S.G. Le lancement de l'événement, le 23 avril 2005, tombe un samedi et nous allons donc commencer par organiser une grande fête populaire autour du livre, qui durera deux jours. Nous travaillons pour cela avec la Bibliothèque nationale, et la plupart des activités prévues se déploieront dans la périphérie de la Grande Bibliothèque. Ensuite, au mois de mai, aura lieu une importante conférence internationale sur le thème de la démocratisation de la culture, en présence des ministres de la Culture français et québécois. Nous voudrions aussi organiser durant l'été un événement fort, symbolique, qui marque tous les citoyens de Montréal.

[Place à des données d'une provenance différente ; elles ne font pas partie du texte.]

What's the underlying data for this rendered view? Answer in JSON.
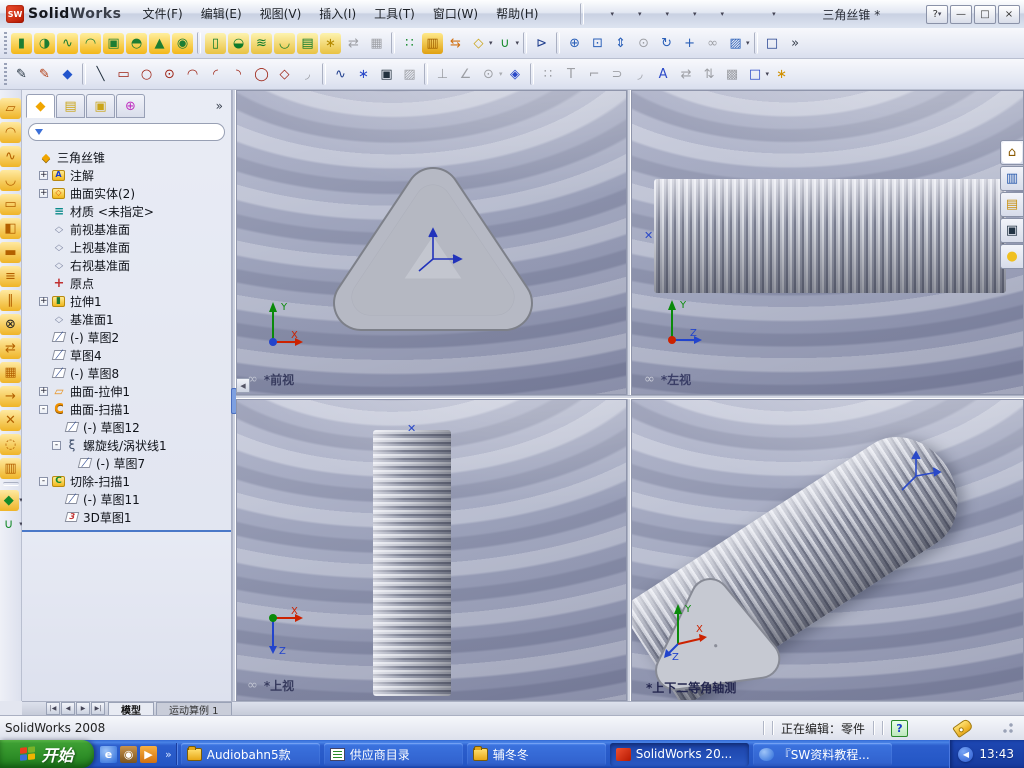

Ensuite se tiendra le Salon du livre, et l'opération s'achèvera avec le Symposium international sur le droit d'auteur qui sera réuni au printemps par l'Union internationale des éditeurs de livres, du 19 au 22 avril 2006. Nous souhaitons de plus mettre sur pied des initiatives qui se dérouleront tout au long de l'année, comme un circuit littéraire sur l'île de Montréal et une opération « passelivre » à l'image de celle qui existe en France, qui consiste à ce que chacun laisse des livres un peu partout dans la ville, avec des dédicaces, pour que les livres circulent ainsi librement de l'un à l'autre. Un site Internet permettrait même de suivre le parcours du livre qu'on a ainsi lancé dans la nature. Par ailleurs, toutes les informations relatives à nos activités seront disponibles sur le site Internet créé pour l'occasion par Quebecor, et qui sera le lieu d'échange par excellence pour tout ce qui concerne « Montréal, capitale mondiale du livre 2005 ».

ARO. Quelles retombées à long terme attendez-vous de cette année d'activités?

S.G. Il y a là un autre défi de taille : nous ne voulons pas que l'événement soit un feu d'artifice et que dès le 24 avril 2006, chacun retourne à son train-train quotidien. Cette année doit nous permettre de marquer de nouveaux développements importants dans le milieu du livre. La Ville de Montréal, par exemple, y voit « l'an 1 de mise à niveau» de son réseau de bibliothèques. Nous voulons aussi que certains projets s'inscrivent dans la durée, comme l'émission littéraire de TVA. Nous espérons que l'ensemble de nos activités contribuera également à alimenter la réflexion et à favoriser les actions concrètes de la part de nos dirigeants, pour donner un contenu à l'ambition « Montréal, ville du savoir » ou commencer à apporter des solutions aux problèmes de nos bibliothèques, particulièrement nos bibliothèques scolaires. Les échos que j'ai recueillis jusqu'à présent dans les différents milieux concernés me donnent des raisons d'espérer que «Montréal, capitale mondiale du livre » portera effectivement ses fruits sur la durée.